Никто и никогда, наверное, не сможет до конца завоевать эту невероятную страну, где только в столице – до двух миллионов жителей. Но то – воины и армии, а вот лютни и литофоны из Западного Лян, флейты из Бухары, мальчики-танцоры из Чача и целые труппы актеров из моего города – все это светловолосое воинство с синими и зелеными глазами победило империю всерьез и окончательно. В двух столичных кварталах, полностью отданных музыкальным и танцевальным училищам, педагогами стали, кажется, уже одни только согдийцы, в придачу к тюркам Великой Степи и людям из Кашмира и Магадхи. Так что у великой Меванчи конкурентов было такое же великое множество – даже без учета «живого трупа» Гунсунь Ян, любимой уже одними лишь сановными стариками.
И все же то выступление ее на нашем рынке запомнилось мне надолго. Может быть, я слишком давно не был дома и не видел, что сталось с нашими танцами.

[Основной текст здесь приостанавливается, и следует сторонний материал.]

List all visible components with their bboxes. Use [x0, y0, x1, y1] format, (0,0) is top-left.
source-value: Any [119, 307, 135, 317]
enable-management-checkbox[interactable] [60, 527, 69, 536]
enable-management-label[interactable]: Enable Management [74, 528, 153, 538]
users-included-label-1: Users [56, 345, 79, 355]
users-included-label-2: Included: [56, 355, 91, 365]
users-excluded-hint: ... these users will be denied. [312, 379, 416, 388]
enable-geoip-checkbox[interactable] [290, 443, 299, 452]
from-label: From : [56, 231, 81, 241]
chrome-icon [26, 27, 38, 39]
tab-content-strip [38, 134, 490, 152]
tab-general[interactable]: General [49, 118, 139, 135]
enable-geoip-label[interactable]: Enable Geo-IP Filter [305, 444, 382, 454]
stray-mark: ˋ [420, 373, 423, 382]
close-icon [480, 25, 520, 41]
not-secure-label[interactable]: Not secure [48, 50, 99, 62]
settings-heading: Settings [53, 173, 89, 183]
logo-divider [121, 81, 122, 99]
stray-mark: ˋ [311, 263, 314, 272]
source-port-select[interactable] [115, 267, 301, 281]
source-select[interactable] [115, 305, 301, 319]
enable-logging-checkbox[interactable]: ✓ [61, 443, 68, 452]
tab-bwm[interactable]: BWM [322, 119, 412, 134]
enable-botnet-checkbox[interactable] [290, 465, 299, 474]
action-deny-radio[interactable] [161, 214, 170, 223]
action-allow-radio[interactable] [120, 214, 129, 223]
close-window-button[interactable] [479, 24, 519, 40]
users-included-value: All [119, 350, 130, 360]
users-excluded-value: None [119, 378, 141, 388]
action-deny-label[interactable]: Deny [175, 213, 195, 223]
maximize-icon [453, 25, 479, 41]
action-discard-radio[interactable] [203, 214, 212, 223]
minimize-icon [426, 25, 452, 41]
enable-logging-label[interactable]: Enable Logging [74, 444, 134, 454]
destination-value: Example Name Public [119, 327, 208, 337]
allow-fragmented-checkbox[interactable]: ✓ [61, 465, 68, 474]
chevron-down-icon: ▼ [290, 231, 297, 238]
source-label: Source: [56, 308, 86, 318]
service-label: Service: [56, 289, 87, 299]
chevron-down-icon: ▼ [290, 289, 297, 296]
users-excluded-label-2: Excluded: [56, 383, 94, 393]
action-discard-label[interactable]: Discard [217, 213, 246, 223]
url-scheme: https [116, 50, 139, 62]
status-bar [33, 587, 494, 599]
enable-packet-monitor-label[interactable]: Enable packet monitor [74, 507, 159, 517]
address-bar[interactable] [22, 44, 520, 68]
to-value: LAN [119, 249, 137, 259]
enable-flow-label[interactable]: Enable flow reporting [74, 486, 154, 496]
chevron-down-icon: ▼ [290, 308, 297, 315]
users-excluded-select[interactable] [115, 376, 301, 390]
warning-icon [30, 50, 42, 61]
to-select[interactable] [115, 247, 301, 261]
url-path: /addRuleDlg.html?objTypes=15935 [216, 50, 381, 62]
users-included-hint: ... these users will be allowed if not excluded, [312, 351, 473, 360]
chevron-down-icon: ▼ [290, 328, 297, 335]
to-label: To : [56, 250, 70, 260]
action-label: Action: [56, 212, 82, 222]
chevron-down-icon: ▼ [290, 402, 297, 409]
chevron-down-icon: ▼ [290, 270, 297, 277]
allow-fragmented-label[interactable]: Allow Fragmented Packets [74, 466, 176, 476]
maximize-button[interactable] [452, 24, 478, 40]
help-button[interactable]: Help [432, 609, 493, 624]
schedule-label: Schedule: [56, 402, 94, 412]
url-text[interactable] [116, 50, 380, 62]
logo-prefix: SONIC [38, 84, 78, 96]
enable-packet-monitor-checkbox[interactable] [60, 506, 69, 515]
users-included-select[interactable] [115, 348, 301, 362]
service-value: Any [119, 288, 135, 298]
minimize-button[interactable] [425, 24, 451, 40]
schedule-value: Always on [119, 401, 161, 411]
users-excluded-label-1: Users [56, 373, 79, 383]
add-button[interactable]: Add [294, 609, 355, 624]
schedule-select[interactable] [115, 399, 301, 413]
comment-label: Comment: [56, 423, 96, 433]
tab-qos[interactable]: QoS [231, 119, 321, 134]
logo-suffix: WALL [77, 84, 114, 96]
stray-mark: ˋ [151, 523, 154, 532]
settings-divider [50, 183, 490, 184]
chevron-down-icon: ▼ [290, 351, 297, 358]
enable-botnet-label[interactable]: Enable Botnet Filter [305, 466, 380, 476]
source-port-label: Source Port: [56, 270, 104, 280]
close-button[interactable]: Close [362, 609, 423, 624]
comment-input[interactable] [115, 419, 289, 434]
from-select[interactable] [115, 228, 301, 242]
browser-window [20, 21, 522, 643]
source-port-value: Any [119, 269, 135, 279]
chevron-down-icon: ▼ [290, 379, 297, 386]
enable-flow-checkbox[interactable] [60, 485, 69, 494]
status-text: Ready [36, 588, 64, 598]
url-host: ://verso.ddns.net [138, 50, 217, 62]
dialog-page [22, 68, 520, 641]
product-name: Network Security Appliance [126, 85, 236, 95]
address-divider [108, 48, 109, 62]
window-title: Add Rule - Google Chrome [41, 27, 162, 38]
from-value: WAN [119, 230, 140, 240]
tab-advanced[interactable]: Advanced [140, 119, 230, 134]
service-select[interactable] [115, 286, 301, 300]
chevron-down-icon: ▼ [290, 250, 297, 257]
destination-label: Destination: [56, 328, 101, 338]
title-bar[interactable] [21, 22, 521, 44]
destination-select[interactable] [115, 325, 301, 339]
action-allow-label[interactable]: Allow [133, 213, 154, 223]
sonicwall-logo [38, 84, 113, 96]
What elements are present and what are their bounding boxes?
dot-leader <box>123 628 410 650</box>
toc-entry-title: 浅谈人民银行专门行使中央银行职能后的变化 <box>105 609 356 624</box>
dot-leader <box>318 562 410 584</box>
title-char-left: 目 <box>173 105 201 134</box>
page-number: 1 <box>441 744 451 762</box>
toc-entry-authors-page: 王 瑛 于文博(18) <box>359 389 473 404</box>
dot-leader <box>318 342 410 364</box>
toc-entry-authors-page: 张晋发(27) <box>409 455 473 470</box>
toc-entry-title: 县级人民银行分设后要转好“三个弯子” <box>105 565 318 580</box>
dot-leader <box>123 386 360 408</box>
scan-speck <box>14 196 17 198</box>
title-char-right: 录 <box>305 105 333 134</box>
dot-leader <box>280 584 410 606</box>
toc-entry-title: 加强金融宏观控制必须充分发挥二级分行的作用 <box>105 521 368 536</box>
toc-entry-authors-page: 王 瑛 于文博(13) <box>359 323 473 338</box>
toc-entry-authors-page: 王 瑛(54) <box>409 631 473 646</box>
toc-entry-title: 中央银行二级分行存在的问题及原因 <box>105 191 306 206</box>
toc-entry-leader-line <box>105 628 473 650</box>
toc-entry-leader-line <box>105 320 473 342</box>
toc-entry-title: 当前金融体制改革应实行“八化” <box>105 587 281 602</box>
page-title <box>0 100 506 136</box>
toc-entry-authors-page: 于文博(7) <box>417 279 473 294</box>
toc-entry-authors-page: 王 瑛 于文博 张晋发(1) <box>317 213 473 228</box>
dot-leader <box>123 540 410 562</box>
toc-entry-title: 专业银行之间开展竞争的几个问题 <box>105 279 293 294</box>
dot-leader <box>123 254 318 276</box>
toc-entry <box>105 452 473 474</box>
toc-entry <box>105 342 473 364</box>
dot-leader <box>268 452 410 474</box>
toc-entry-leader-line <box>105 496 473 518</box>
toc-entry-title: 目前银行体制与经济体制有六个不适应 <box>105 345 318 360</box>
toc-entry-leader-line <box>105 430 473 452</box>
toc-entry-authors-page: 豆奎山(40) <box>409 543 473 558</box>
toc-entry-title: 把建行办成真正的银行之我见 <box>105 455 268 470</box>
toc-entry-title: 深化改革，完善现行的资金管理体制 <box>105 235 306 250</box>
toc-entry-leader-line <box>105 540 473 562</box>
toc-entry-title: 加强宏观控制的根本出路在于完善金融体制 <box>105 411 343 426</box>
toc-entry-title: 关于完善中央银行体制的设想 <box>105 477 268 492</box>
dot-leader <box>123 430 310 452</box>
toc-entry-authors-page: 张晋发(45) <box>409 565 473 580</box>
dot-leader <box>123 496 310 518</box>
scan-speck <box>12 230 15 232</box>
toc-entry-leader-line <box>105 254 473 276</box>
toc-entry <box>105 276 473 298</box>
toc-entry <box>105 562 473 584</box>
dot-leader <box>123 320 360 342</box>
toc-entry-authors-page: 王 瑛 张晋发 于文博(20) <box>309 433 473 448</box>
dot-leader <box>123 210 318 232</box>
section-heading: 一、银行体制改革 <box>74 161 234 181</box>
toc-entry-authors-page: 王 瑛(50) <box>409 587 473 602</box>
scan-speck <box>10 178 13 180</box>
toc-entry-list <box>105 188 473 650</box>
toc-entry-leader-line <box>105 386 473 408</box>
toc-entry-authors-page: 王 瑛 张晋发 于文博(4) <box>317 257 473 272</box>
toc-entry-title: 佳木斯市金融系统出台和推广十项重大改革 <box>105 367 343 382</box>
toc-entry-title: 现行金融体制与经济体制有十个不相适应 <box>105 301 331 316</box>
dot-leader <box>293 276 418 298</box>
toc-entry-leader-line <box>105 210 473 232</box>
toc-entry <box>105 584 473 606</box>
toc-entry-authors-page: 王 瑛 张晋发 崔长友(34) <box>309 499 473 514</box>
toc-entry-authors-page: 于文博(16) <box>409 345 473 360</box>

Для начала я широко открыл глаза, увидев вдобавок к лакированному барабанчику из Кучи длинный литофон, большой барабан на красной станине и еще целую коллекцию гонгов. Три человека только для того, чтобы производить грохот? Кто услышит за ним голос флейты?
Но флейты тут не было вообще. Были рвущие, стонущие голоса скрипок из Ху, игравших с невероятной мощью. И была полураздетая Меванча, с волосами в жемчужной сетке и такой же сетке, еле закрывающей грудь, – «дева с Запада, кружащаяся в вихре».
Вихрь оказался первым же танцем, с места в карьер, и ритм ревущих гонгов с барабанами был быстрее, чем грохот копыт, еле касающихся земли в галопе. Потом был танец в знаменитом малиновом костюме с парчовыми рукавами и в зеленых узорчатых панталонах – помню круг потрясенных лиц вокруг, застывших вплоть до того момента, когда Меванча, уже сбросившая одежду и оставшаяся в одних занавесями свисающих с ее плеч и талии ожерельях, замерла на одной ноге, перекинув левую через чуть согнутое колено правой.
Тут толпа заревела, к ногам звезды полетели уже не монеты, а целые кошельки.
Еще Меванча танцевала на шаре под знакомые всем «Три тюркских плоскогорья», и на лице ее комический испуг чередовался с чувственной улыбкой. А потом скрипки из Ху начали отбивать совсем бешеный ритм, не хуже гонгов и барабанов, и то был совершенно новый, не виданный еще мною танец.
Для этого танца ей понадобился Сангак.
Резким движением протянула она руку моему другу, сидящему у самой кромки ковра, рука эта изогнулась, ладонь сделала всем понятное движение, это была просьба – да нет, команда – «встань».
Сангак не очень уверенно поднялся на ноги, и танцовщица, втолкнув его на середину своего ковра, закружилась вокруг него, как вокруг каменного истукана, будто бы не касаясь его даже мизинцем. Было похоже, что вот сейчас она врежется в эту твердо стоявшую, чуть расставив ноги, скалу и разобьется, – но каждый раз бешеная череда поворотов обводила ее вокруг него (а Сангак только моргал, глядя прямо перед собой). Дальше она отталкивалась от него, как волна о берег, и отлетала снова. И, наконец, перекувыркнулась через его плечо так, что только мелькнули ноги, приземлилась сзади и, изогнувшись до земли и держа Сангака за пояс, замерла в абсолютной тишине – потому что тут весь громогласный оркестр замолчал сразу, на рвущем уши аккорде.
Сангак стоял очень прямо, он боялся пошевелиться, и лицо его было строгим и серьезным.
Помню, уже во время второго ее танца мне показалось, что в ее движениях было нечто не совсем обычное для танцовщицы. Феноменальная легкость прыжка. Кошачьи приседания ног, не знающих усталости. Ленивая грациозность движения плеч. И этот прыжок через плечо стоящего мужчины – он был так странно похож на мгновенный бой одного из «невидимок» с громилой, атаковавшим судью Сяо.